Menumbuhkan Budaya Positif

Budaya positif adalah nilai-nilai, keyakinan-keyakinan, dan kebiasaan-kebiasaan di sekolah yang berpihak pada murid agar murid dapat berkembang menjadi pribadi yang kritis, penuh hormat dan bertanggung jawab. Memahami budaya positif erat kaitannya dengan memahami peran sekolah sebagai institusi pembentukan karakter. Ketika kita berbicara sekolah sebagai institusi pembentukan karakter. Mari kita ingat kembali makna pendidikan sendiri dari Bapak Pendidikan kita, Ki Hajar Dewantara.

Menurut Ki Hajar Dewantara, tujuan pendidikan adalah menuntun segala kodrat yang ada pada anak-anak, agar mereka dapat mencapai keselamatan dan kebahagaiaan setinggi-tingginya sebagai manusia maupun sebagai anggota masyarakat.

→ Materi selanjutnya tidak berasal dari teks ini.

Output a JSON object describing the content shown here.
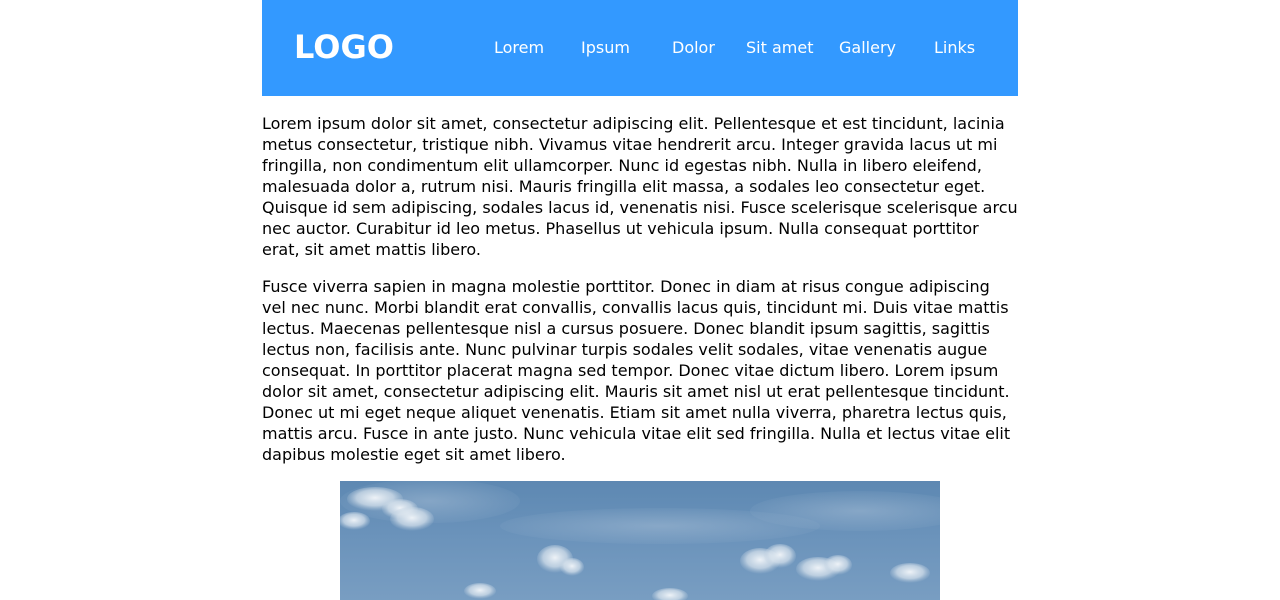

Agar dapat menuntun kodrat anak, maka seorang guru penggerak harus memiliki nilai-nilai dan menjalankan perannya sebagai guru penggerak.



Seorang Guru Penggerak wajib memahami Filosofi KHD, kemudian mengetahui nilai -nilai dan peran guru penggerak, maka selanjutnya seorang guru penggerak harus memiliki sebuah visi guru penggerak, dengan cara pemetaan kekuatan pencapaian visi, dengan cara melakukan pendekatan Inkuiri Apresiatif dengan model BAGJA. Inkuiri Apresiatif, dikenal dengan pendekatan manajemen perubahan yang kolaboratif dan berbasis kekuatan. Pendekatan Inkuiri Apresiatif ini dimulai mengidentifikasi hal baik apa yang ada di sekolah, bagaimana hal tersebut dapat dipertahankan dan memunculkan strategi untuk mewujudkan perubahan ke arah lebih baik lagi. Hal-hal ini dilakukan dengan menerapkan BAGJA yang terdiri dari buat pertanyaan, ambil pelajaran, gali impian, jabarkan rencana, dan atur eksekusi.

Selanjutnya, seorang guru penggerak harus menjadi inisiator dalam mewujudkan budaya positif disekolah yang berpihak pada murid. Budaya positif adalah kebiasaan yang harus dilakukan secara terus menerus agar menjadi karakter. Guru harus menyiapkan murid dimasa depan agar menjadi manusia berdaya tidak hanya untuk pribadi tapi juga berdampak pada masyarakat. Karakter yang diharapkan adalah yang mengacu pada profil pelajar Pancasila yaitu pelajar Indonesia yang sepanjang hayatnya memiliki kompetensi global dan berprilaku sesuai nilai-nilai Pancasila yang terbangun utuh melalui ke-6 dimensi pembentuknya. Di SMPN 15 Kota Bima penerapan budaya positif sudah dilaksanakan. Misalnya program Imtaq, tahfiz dan tilawah, upacara bendera, menyanyikan lagu wajib nasional tiap rabu pagi, solat dzuhur berjamaah dan lain sebagainya.



Salah satu contoh penerapan budaya positif yang baru dilaksanakan adalah membuat kesepakatan kelas. Dalam Menyusun kesepakatan kelas ini guru bertanya kepada muri tentang kelas impian dan harapannya tentang kelas impian para murid. Hal ini dilakukan untuk mendorong motivasi intrinsik pada diri murid dalam pembentukan karakter positif. Tujuan pembentukan kesepakatan kelas ini adalah untuk Menumbuhkan karakter murid melalui budaya positifmenumbuhkan sikap tanggungjawab pada diri murid atas inspirasi ide dalam kesepakatan kelasMengembangkan inisiatif yang tinggi pada muridMenumbuhkan rasa saling menghargai diri sendiri dan orang lain.

Untuk mensukseskan kesepakatan kelas agar ditaati dengan kesadaran intrinsik, tentu dibutuhkan kerjasama dengan pihak terkait seperti Kepala sekolah, guru, tenaga TU dan orang tua.